Boom goes bust

GLASGOW’S very own version of Taylor Swift, Lulu, has announced that her tour this year is her last.

At 75 years old she’s decided that schlepping round the country to stand in front of a microphone and sing Boom Bang-a-Bang is just too exhausting.

Perhaps Lulu’s worried that one day she’ll take to the stage so completely knackered that she’ll sing Bang Boom-a-Boom, instead.

And that would never do, because unlike the sophisticated lyrics of the genuine version, it makes hardly any sense at all.

The puggled pop star may be so pooped that she’ll only have enough energy to sing "Whisper" rather than "Shout".

Thankfully the Diary staff never consider retiring.

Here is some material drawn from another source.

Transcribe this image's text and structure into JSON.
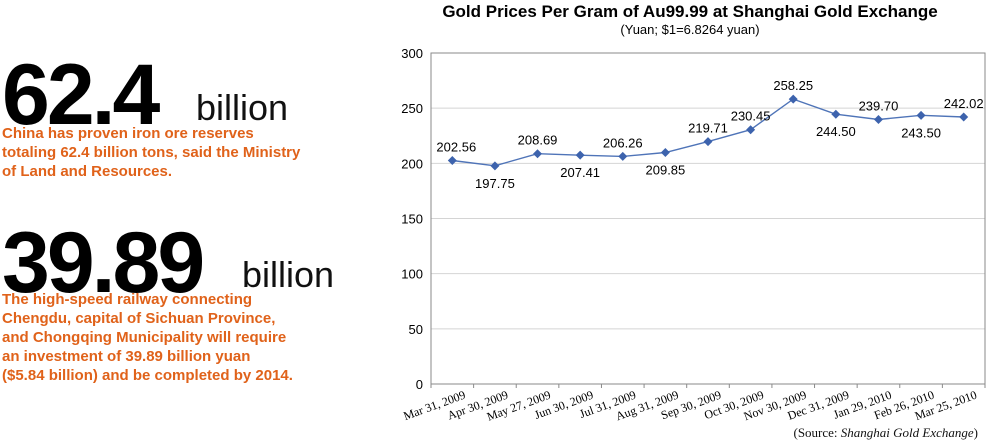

That’s because the thoughtful Diary Editor only pays each of his minions one groat a month, meaning it’s impossible to save for an adequate pension.

Of course, none of us would ever quit, even under more prosperous circumstances, because we adore collecting amusing stories from our contributors, such as the following classic tales from our archives…


Browned off

A BUSINESSMAN told us of an associate who was flying from Amsterdam to Glasgow for a meeting, only for the airline to lose his luggage.

He was given a modest sum by the airline  so that he could buy a replacement suit, but when he visited a Glasgow menswear shop and explained how much he had, the Glasgow assistant told him: “I couldn’t cover you in brown paper for that money.”


Juiced jet-set

FLYING from Edinburgh to Norwich, a Diary reader declined the stewardess’s offer of a drink.

Later he changed his mind and stopped her as she was passing, and said he’d have a lager.

She immediately handed him the one she was carrying, and said: “Have this one. I’ll get another for the pilot.”


Going underground

HUMOUR on the London Tube, where a reader was down in the Big Smoke on business, and using the famous train service at a busy time of day.

He heard a member of staff shouting: “Keep left!”

Immediately a young chap yelled back: “Who’s Keep?”


Betting on romance

A READER told us that his wife once said: “If you won the lottery would you still love me?”

“Of course I would, darling,” he responded. “And occasionally I’d even miss you.”


Family (mis)fortunes

THERE was a Paisley pub that catered numerous funeral teas.

These events were noted in the establishment’s diary under the heading "Purvey/Funeral".

A new barmaid was leafing through this diary when she opined that it was an awful shame that the Purvey family had lost so many of its members…


Weepy woes

“MY wallet is like an onion,” a reader once explained. “When I open it, it makes me cry.”